Produção industrial cresce 10,1% em abril, maior taxa desde outubro

A expansão foi puxada pelos bens de capital, que registraram produção 30,1% maior em abril em relação ao mesmo mês do ano passado.

Na comparação com março, porém, a produção ficou praticamente estável, registrando expansão de 0,2%.

Segundo o Instituto Brasileiro de Geografia e Estatística (IBGE), o crescimento em abril em relação ao ano passado pode ter sido influenciado por um dia útil a mais no mês em 2008.

A gerente de Análises e Estatísticas Derivadas do IBGE, Isabella Nunes, disse hoje que a produção industrial está estável, em um nível elevado de crescimento. "O patamar do índice de produção (da indústria) está 0,6 ponto porcentual abaixo do de outubro de 2007, que foi recorde histórico", disse Isabella.

Ela destacou que, em relação a março, houve recuperação do setor de refino (+7,3%) e "também houve efeito forte dos veículos automotores (+2,3%)". O setor farmacêutico mostrou alta de 8,1%.

Houve crescimento em vinte e uma das vinte e sete atividades, segundo o IBGE. "As maiores influências positivas sobre a taxa global vieram, por ordem de importância, de veículos automotores (28,0%), máquinas e equipamentos (16,6%), outros equipamentos de transporte (54,8%), farmacêutica (28,5%) e alimentos (6,9%)", disse o instituto.

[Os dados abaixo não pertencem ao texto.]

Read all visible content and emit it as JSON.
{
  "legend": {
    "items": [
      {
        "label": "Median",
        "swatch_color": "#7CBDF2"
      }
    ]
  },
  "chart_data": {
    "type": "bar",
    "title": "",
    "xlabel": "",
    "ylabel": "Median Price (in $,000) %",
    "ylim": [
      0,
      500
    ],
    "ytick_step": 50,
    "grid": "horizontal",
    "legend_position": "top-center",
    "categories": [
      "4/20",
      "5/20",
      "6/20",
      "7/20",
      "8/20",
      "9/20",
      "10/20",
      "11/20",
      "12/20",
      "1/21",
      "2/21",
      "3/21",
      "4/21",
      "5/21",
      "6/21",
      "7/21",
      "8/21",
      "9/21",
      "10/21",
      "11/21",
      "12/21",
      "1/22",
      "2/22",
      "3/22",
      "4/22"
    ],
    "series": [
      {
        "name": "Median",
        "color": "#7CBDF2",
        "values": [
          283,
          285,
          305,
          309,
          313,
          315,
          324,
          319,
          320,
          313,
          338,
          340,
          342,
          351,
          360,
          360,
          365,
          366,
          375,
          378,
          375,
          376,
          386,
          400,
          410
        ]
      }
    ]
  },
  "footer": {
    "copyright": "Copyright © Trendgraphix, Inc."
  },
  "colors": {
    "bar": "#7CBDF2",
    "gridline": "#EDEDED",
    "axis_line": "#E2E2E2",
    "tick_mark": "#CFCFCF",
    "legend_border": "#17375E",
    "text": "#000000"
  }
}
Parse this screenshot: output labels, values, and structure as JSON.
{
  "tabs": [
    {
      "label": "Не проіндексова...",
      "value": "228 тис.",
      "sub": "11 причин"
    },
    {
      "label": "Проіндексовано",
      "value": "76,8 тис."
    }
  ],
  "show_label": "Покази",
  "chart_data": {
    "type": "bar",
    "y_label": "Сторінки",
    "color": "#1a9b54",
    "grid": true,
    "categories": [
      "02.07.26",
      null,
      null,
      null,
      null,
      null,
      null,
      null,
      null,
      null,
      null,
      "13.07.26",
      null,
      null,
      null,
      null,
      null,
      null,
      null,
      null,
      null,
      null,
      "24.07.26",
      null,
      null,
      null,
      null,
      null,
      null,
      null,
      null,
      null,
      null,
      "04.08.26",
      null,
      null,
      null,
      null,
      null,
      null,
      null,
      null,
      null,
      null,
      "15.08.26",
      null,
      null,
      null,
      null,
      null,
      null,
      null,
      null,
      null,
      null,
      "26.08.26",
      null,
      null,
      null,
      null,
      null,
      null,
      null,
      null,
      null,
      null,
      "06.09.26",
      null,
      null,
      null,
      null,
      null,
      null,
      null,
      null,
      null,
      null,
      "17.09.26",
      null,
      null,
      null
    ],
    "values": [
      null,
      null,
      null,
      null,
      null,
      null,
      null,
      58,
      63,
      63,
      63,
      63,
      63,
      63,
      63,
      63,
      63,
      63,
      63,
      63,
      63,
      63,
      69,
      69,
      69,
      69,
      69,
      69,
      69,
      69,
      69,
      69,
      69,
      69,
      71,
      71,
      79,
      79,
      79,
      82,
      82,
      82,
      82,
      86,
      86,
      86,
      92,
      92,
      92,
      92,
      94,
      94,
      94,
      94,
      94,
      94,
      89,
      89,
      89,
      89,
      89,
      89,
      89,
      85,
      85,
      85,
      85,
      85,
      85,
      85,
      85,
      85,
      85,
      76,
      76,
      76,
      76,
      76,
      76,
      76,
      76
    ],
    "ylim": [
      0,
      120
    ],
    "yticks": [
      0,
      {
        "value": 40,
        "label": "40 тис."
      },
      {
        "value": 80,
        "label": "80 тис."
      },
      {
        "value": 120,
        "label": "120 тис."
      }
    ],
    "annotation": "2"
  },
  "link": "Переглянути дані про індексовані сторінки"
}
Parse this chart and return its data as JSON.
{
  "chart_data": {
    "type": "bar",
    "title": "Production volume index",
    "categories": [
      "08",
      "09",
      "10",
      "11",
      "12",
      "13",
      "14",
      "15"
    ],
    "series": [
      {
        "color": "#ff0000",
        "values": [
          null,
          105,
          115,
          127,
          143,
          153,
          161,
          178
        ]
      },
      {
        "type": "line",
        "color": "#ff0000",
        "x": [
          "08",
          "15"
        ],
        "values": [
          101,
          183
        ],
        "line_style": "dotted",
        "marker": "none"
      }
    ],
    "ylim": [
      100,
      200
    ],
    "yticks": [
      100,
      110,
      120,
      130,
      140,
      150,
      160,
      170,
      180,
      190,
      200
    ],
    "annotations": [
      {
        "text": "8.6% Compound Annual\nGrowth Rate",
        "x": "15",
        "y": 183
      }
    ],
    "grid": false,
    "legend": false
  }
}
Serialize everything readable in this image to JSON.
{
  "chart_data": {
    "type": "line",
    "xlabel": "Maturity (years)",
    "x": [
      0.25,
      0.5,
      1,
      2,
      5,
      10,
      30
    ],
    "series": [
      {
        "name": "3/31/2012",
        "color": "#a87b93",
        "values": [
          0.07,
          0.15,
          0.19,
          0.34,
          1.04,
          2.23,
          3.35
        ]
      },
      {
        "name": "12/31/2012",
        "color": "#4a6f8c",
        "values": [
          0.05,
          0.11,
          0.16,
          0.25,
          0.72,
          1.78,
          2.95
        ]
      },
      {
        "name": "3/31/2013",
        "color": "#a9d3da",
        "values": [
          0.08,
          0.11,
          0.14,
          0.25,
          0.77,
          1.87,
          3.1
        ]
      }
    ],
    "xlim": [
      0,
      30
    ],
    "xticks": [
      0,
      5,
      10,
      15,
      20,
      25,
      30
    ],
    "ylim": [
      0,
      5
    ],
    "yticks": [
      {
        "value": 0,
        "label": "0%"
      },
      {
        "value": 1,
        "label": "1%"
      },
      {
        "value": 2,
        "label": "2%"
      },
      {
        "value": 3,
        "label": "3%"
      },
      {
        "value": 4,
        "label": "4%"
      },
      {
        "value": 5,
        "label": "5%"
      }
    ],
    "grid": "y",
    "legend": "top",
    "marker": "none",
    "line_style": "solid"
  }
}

A produção industrial brasileira cresceu em ritmo ligeiramente abaixo do esperado pela mercado em abril, mas a expansão do mês anterior foi revisto para cima. A produção industrial de março em relação a fevereiro passou de 0,4% para 0,6% e de março ante março do ano passado de 1,3% para 1,5%.

No primeiro quadrimestre deste ano, a produção industrial acumula aumento de 7,3% e no acumulado de 12 meses até abril, de 7%.

Setores

Na comparação com abril do ano passado, 21 dos 27 setores pesquisados tiveram expansão, com destaque para Veículos automotores (28,0%), Máquinas e equipamentos (16,6%) e Outros equipamentos de transporte (54,8%).

A produção de bens de capital saltou 30,1% na comparação anual, sendo o destaque entre as categorias de uso, seguida por bens duráveis, com alta de 22,4%.

A atividade de bens intermediários avançou 5,9% e a de bens semiduráveis e não duráveis subiu 5,3%.

Em abril em relação a março, 16 setores tiveram aumento da atividade, enquanto 11 registraram retração. O destaque foi Refino de petróleo e produção de álcool (+7,3%).

Entre as categorias de uso, na comparação mensal apenas a atividade de bens de capital apresentou expansão, de 1,6%.

A produção de bens intermediários recuou 0,2%; a de bens de consumo duráveis caiu 1,9% e a de bens de consumo semiduráveis e não duráveis declinou 1,5%.